Считается, что, до тех пор пока Майдари, как его называют в Халхе, находится на небе Тушита, представляющем буддийский аналог рая, в мире не нарушится шаткое равновесие. В соответствии с учением махаяны, Будда Майтрея, паря над миром, проповедует другим богам учение дхарму в ожидании времени, когда наконец сможет спуститься на землю. До него Будда Шакьямуни тоже находился на небесах Тушита и перед тем, как переродиться на Земле, возложил корону на голову Будды Майтреи. В сутрах говорится, что с приходом нового Будды на земле воцарятся радость и безграничное счастье, люди будут жить 84 тысячи лет, править миром станет чакравартин – правитель-буддист, могучий и справедливый. Фигура Будды на троне является объектом поклонения, и все верующие стремятся дотронуться до нее. Поэтому вокруг повозки с троном – множество лам с нагайками и ташурами. Они нещадно бьют легкомысленных зевак, осмеливающихся прикоснуться к божеству. Перепутать этого Будду с другим невозможно, любое изображение или божественная фигура, сидящая на троне со спущенными вниз ногами, – это Майдари. Позже ламы впрягут в повозку фигуру зеленой лошади и приехавшим гостям разрешат приносить к трону свои дары. Вечером казначей дацана честно поделит все подношения между ламами. Празднества и пляски, молитвы и угощения продлятся до глубокой ночи.
Я решил не оставаться в Дэчинравжалине еще на одну ночь, слишком уж много событий, пугающих меня, произошло в этой священной долине, которая по аналогии с раем буддистов носила священное название Тушита. Взяв обещанного проводника, корреспонденцию и провиант, я отбыл в Кобдо…

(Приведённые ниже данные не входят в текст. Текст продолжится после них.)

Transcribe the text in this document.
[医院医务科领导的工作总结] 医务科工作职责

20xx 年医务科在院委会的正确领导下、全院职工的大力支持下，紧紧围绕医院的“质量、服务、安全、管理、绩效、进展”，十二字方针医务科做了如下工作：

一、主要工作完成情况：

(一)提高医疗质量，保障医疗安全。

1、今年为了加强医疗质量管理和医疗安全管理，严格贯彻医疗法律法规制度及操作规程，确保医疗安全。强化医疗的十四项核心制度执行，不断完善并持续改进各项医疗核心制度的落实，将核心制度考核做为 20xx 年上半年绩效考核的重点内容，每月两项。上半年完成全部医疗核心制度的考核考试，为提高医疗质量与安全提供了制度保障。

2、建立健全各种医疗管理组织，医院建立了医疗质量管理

Бурдуков замолчал. В темноте не было видно его лица, и лишь по частому сопению, переходящему в тихий храп, я понял, что мой новый знакомец заснул.
Рерих
Проснулся я по привычке затемно. Обнаружил, что на нарах рядом с Алексеем Васильевичем сидит человек в черной шинели железнодорожника. На вид был он постарше Бурдукова, лет, наверное, под пятьдесят, борода клинышком. Собеседники о чем-то перешептывались, но, заметив, что я проснулся, разговор прекратили. Бурдуков жестом подозвал меня к своим нарам, я принял приглашение и присел на край. На незнакомце была вовсе не шинель, а черное пальто; торчащий воротник сорочки казался несвежим. Хотя какая уж тут санитария… Воды для гигиенических процедур в этой тюрьме не выдавали совсем, а судя по ощущениям, еще и не топили. Стояла такая стужа, что не возникало и мысли о мытье холодной водой.
– Вот позвольте представить вам, Кирилл Иванович, Владимира Константиновича.
– Рерих, – представился незнакомец, – меня тут все зовут по фамилии, не сочтите за фамильярность, так быстрее и проще. Фамилия стала мне тут и именем, и кличкой.
У незнакомца был приятный голос, кроме того, он постоянно улыбался, что сразу расположило меня к нему.
– Ну и вы можете звать меня по имени – кстати, Алексей Васильевич, к вам это тоже относится, мы ведь с вами ровесники, да и выкурили уже, можно сказать, наш брудершафт.
– Вот как? Выкурили?! – оживился Рерих. – И как вы нашли, Кирилл, выкуренное?
– У меня нет опыта в таких делах, я, знаете ли, курильщик без стажа, но ощущения были самые замечательные, жаль, что нельзя повторить…
– Ну отчего же нельзя, – шире заулыбался Рерих и достал из-за пазухи мятую папиросу.
– Идемте тихонечко в угол, – прошептал, оживая, Бурдуков, и усы его заговорщицки зашевелились.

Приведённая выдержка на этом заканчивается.